Now that I've developed the script to go through each record, extract diabetes mentions, and write them to a CSV, doing the same with other tags will be much easier. I also created a CSV file detailing the patient's smoking status. Though this file was relatively simple for me to create, it will be harder to analyze since someone's smoking status can change over time.
Currently, I'm working on going through this same process to create CSV files for family history and other tags.
This week, we worked on completing our poster proposal. I did a lot of background reading for this, mostly from the Journal of Biomedical Informatics. They recently released a special volume full of articles pertaining to the i2b2 Shared Task, which is where our corpus of records came from. Seeing how other teams approached the task was interesting, as well as seeing if they addressed missing and inaccurate data.
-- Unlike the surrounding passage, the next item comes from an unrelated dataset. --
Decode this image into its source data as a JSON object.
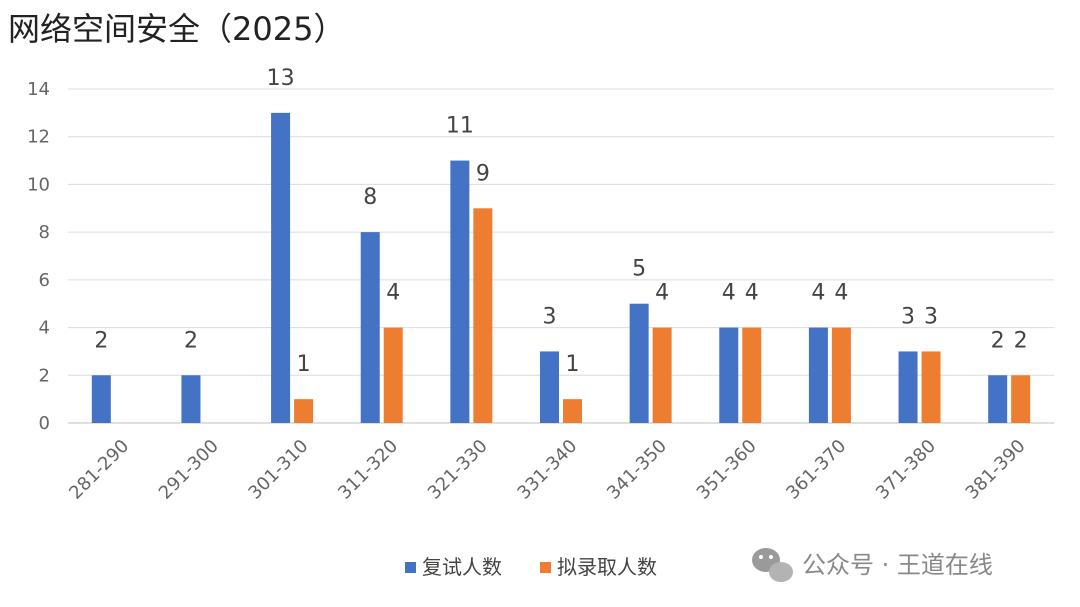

This week, we put together a presentation of our work for our school's metadata research group. They gave a lot of really interesting feedback, which was much appreciated! Some of their ideas were outside of what we'll be able to do, but these ideas were still interesting to think about. For example, they thought it would be worthwhile to track each individual doctor's writing habits. However, because the way the records are deidentified, a doctor's pseudonym will only be consistent within any one patient's narrative. It was nice to get some new feedback on the project and the directions in which we can take it!
After having Thanksgiving break, we decided to lay out our game plan for the rest of the semester. I will continue looking into discrepancies between medical records. Specifically, I'm looking into patients' smoking statuses. It's common for one record to say a patient has never smoked and for the next to say that they only quit within the last year, for example. I think this will be a very interesting area to analyze, because smoking status is such an important aspect of one's health history.
Our server is finally working! I've been learning how to use the command line and how to SSH into the server. Having remote access will be especially useful for me, since I live off campus. Yay!
We also did some preliminary analysis on our data. Mainly, we wanted to check for discrepancies between a patient's actual gender and the gender predicted within each visit. We checked for similar discrepancies between the patient's actual age and predicted age. We did find some discrepancies, and many records never mention age or gender.
This week, we've worked on finalizing our person and patient objects. After a few weeks of writing the separate parts of this program, we've finally brought them all together into a cohesive whole. The code will now read in the XML files and apply the information to each individual patient. Now that we have this functionality implemented, we should be able to begin analyzing data soon.